Historisch betrachtet ist es nicht neu, dass Arbeitnehmer hin und wieder mal über den Arbeitgeber oder sogar Kollegen beleidigende Äußerungen getroffen haben. Zwar geschah dies meist unter 4 Augen im Café, in der Kneipe während des Feierabendbiers oder ähnliches, unterfiel aber immerhin noch dem Schutz des allgemeinen Persönlichkeitsrecht. Der Arbeitnehmer darf schließlich darauf vertrauen, dass seine Äußerung im kleinen Kreis nicht „nach außen“ getragen wird. Er ist schließlich nicht verpflichtet von seinem Arbeitgeber und seinen Kollegen nur positiv zu denken und sich in seiner Privatsphäre ausschließlich positiv über sie zu äußern.

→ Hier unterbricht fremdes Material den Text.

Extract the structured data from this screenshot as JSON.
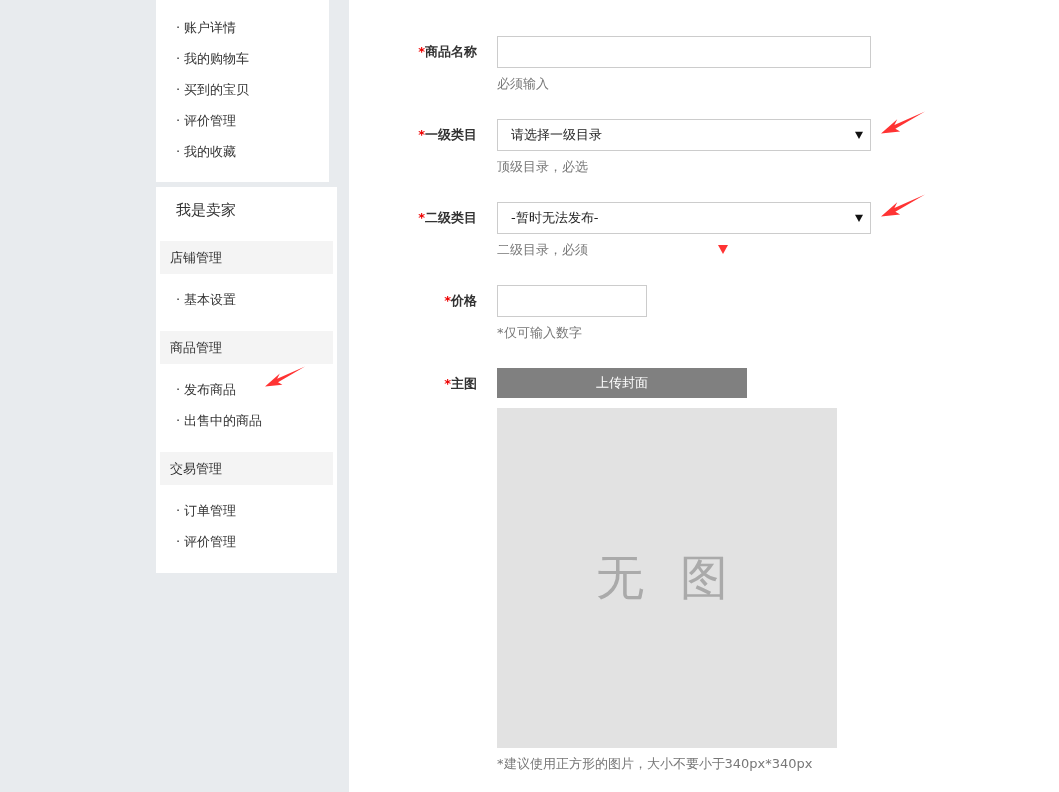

Problemfall World Wide Web

Im Falle von solchen beleidigenden Äußerungen auf Social Media Plattformen sind zwei Punkte besonders zu beachten:

1. Die getätigte Beleidigung ist schriftlich und somit leichter nachweisbar, was verbunden mit der unkontrollierten und rasanten Verbreitungsmöglichkeit des World Wide Web eine Schlinge um den Hals des Arbeitnehmers darstellen kann.

2. Handelt es sich um ein vertrauliches Gespräch im Freundeskreis oder doch eher um ein öffentliches Gespräch aufgrund der Größe des „Freundeskreis“, z.B. auf Facebook?[1]

Schutz nach Art. 5 I 1 GG

Jeder hat das Recht, seine Meinung in Wort, Schrift und Bild frei zu äußern und zu verbreiten und sich aus allgemein zugänglichen Quellen ungehindert zu unterrichten, so der Gesetzgeber nach Art. 5 I 1 GG.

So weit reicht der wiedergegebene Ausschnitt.